Someplace to go…

Reading

The setting of your story can be almost as important as character and plot. The same story set in different times and places can change it completely while demonstrating that despite the advances in technology and differences in lifestyle, humans are basically the same no matter where or when we live.

Fairy Tales have always triggered the imagination of writers, becoming some of the most popular tropes like Cinderella and Beauty and the Beast. Echoes of these stories can be heard around the world in every conceivable time and place.

Jane Austen’s original classic English Regency romances have been rewritten or “updated”, set in different times and places with varying degrees of success. Even adaptations for movies based on Pride and Prejudice vary widely from the miniseries of 1995 (starring Jennifer Ehle and Colin Firth) and the 2005 movie (starring Keira Knightley and Matthew MacFadyen) to variations like the 2004 Bollywood movie Bride and Prejudice, or the London of Bridget Jones’ Diary. Each has a very different feel and atmosphere while telling more or less the same story.

Look at the novels of Agatha Christie. She definitely knew how to make setting work for her story. Murder is murder whether it happens on a train, a river cruise, an island or in the middle of London such as of Murder on the Orient Express, Death on the Nile, And Then There Were None and Sparkling Cyanide.

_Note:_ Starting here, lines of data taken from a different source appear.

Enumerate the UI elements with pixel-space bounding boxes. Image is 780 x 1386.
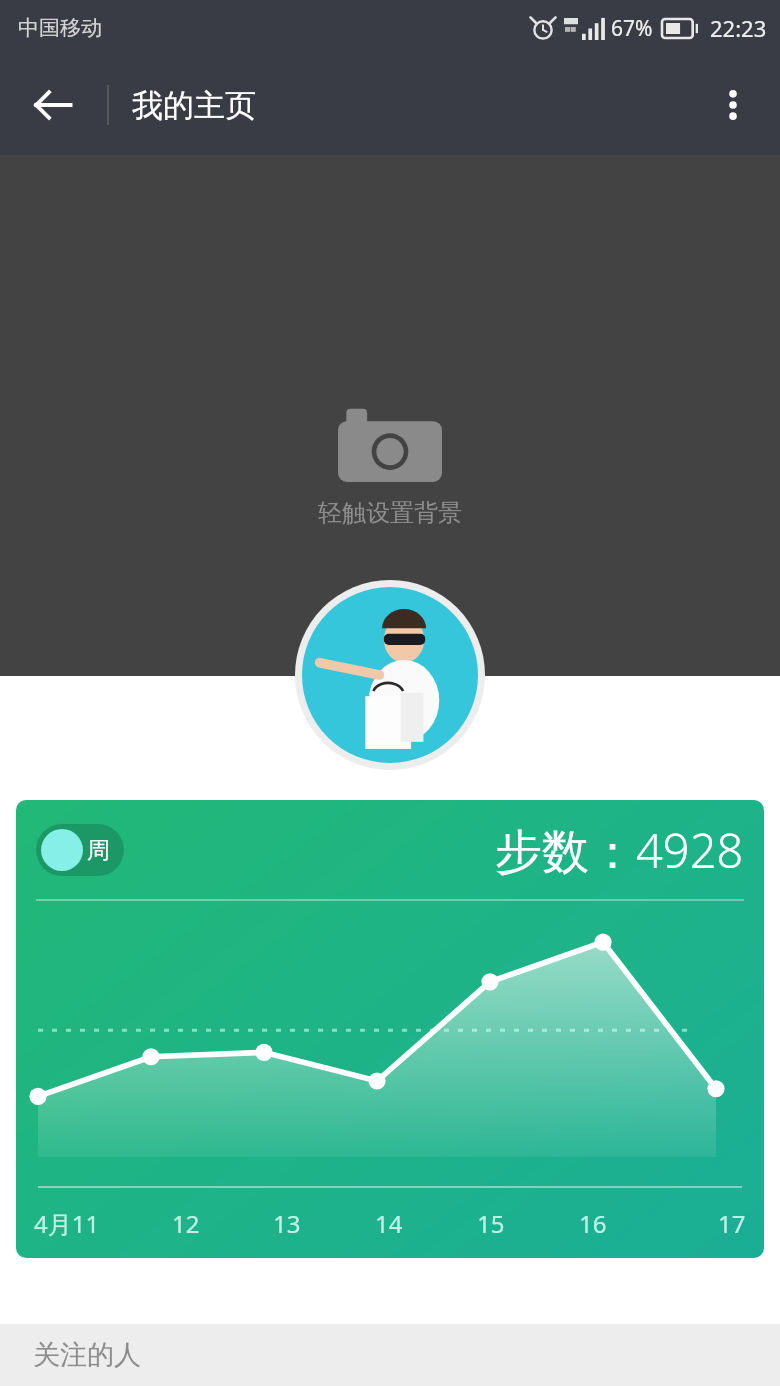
staticText: 中国移动 (18, 15, 102, 41)
button[interactable]: 关注的人 (0, 1324, 780, 1386)
button[interactable]: More options (694, 66, 772, 144)
staticText: 16 (579, 1207, 607, 1240)
staticText: 周 (87, 836, 110, 865)
staticText: 15 (477, 1207, 505, 1240)
button[interactable]: Set background image (318, 404, 462, 528)
button[interactable]: Back (14, 66, 92, 144)
button[interactable]: 周 (16, 800, 764, 1258)
staticText: 关注的人 (33, 1338, 141, 1372)
staticText: 我的主页 (132, 86, 256, 125)
staticText: 轻触设置背景 (318, 498, 462, 528)
button[interactable]: Profile photo (295, 580, 485, 770)
staticText: 22:23 (710, 13, 767, 43)
button[interactable]: 周 (41, 829, 119, 871)
staticText: 67% (611, 14, 653, 43)
staticText: 4月11 (34, 1207, 100, 1240)
staticText: 14 (375, 1207, 403, 1240)
staticText: 17 (718, 1207, 746, 1240)
staticText: 13 (273, 1207, 301, 1240)
staticText: 12 (172, 1207, 200, 1240)
staticText: 步数：4928 (495, 818, 744, 882)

As a reader, I am grateful to writers everywhere who can spirit me away from the dentist’s waiting room, the sickroom, a long commute or a relaxing holiday to anywhere in the world or outside it from deepest darkest space, anywhere in time or to the familiarity of my own town and time, making stories come alive.

Writing

Take the pen and write

There are many reasons to write down the thoughts in our hearts and heads.

When I was a child we moved around a lot. My mother, poor woman, told me that she moved 26 times in 23 years, in the latter years with up to seven children in tow. Letter writing was something we did because we loved receiving letters. Mum and her family wrote and received letters addressed to “Dear All” which were circulated to keep everyone up to date with the news. But they were nothing like receiving a letter addressed to me personally, so I wrote quite a lot of letters to various friends and family.

Putting pen to paper makes you focus on the subject at hand. Often, when I’m confused, I go to pen and paper in order to work out what I feel, what I want and how I can achieve it. There’s something about the act of dragging a pen across a lovely pristine piece of paper which forces you to think deeply, drawing up from the heart what normally hides there.

Writing a book, telling a story and following a theme, asking yourself “what if” also has the same effect. It can also fire up the imagination, often resulting in the legendary 3am epiphany.

Until you can explain something, I’ve been told, you don’t fully understand it. Ideas and concepts are like that. Especially early in their careers, writers need multiple drafts and rewrites to refine and clarify their stories and even then, sometimes what ends up on the page surprises the writer as much as the reader.

Good books and their secrets

Secrets

There are many ways to make your book a pageturner. Here are just some.

  • Craft suspense whatever your genre. Make each scene and chapter a cliff-hanger, leaving the reader with questions for which they need answers.
  • Create a delicate balance between what your reader knows and what each character knows.
  • Foreshadowing what is to come creates anticipation.
  • Lead and mislead your reader at appropriate times.
  • Language and word choice create mood and atmosphere.
  • Lush writing involving all the senses creates an emotional response in the reader.
  • Dripfeed your story, allowing your reader the satisfaction of piecing most things together for themselves.
  • Use pacing wisely. Vary the pace at which the story moves, sentence length and structure to build to a climax or relax the reader before a shock or surprise.
  • Raise the stakes both external and internal for your protagonist, then set a clock ticking on a time limit.
  • Use twists and turns to keep the reader curious.

Words

Words like x-rays

How can you write ‘words like X-rays’? Readers like to live the emotion of the story. How do you show the emotion so the reader is pierced? Feel the emotion yourself and it will shine through in your writing.

Keep some kind of conflict in each scene, Put yourself in the part of the character, act out the part, sink deep into the role and draw that emotion onto the page and show, don’t tell. How you ask? It’s easy to tell. Just tell it like it is.

I was angry. Furious. How dare she call my beautiful little girl a fat pig? She’s a gorgeous six-year-old without body image problems. Did the woman, who does have an eating disorder herself, not care about the damage she might cause?

Yes, as a reader you may be enraged by the situation. However, did you feel the rage in your body? How might that feel? What do you think about something like this:

My hand fisted at my side, ready to punch the mouth that said such a cruel thing to my beautiful daughter. A red tide of rage rose across my chest, up my throat across my cheeks and wavered before my eyes. I ground my teeth in an effort to hold my tongue, to stop myself giving her a piece of my mind before I took time to think through my response.

‘May I please speak with you privately?’ The softest voice I could muster shook as I restrained myself from adding a curse word or five in front of the children.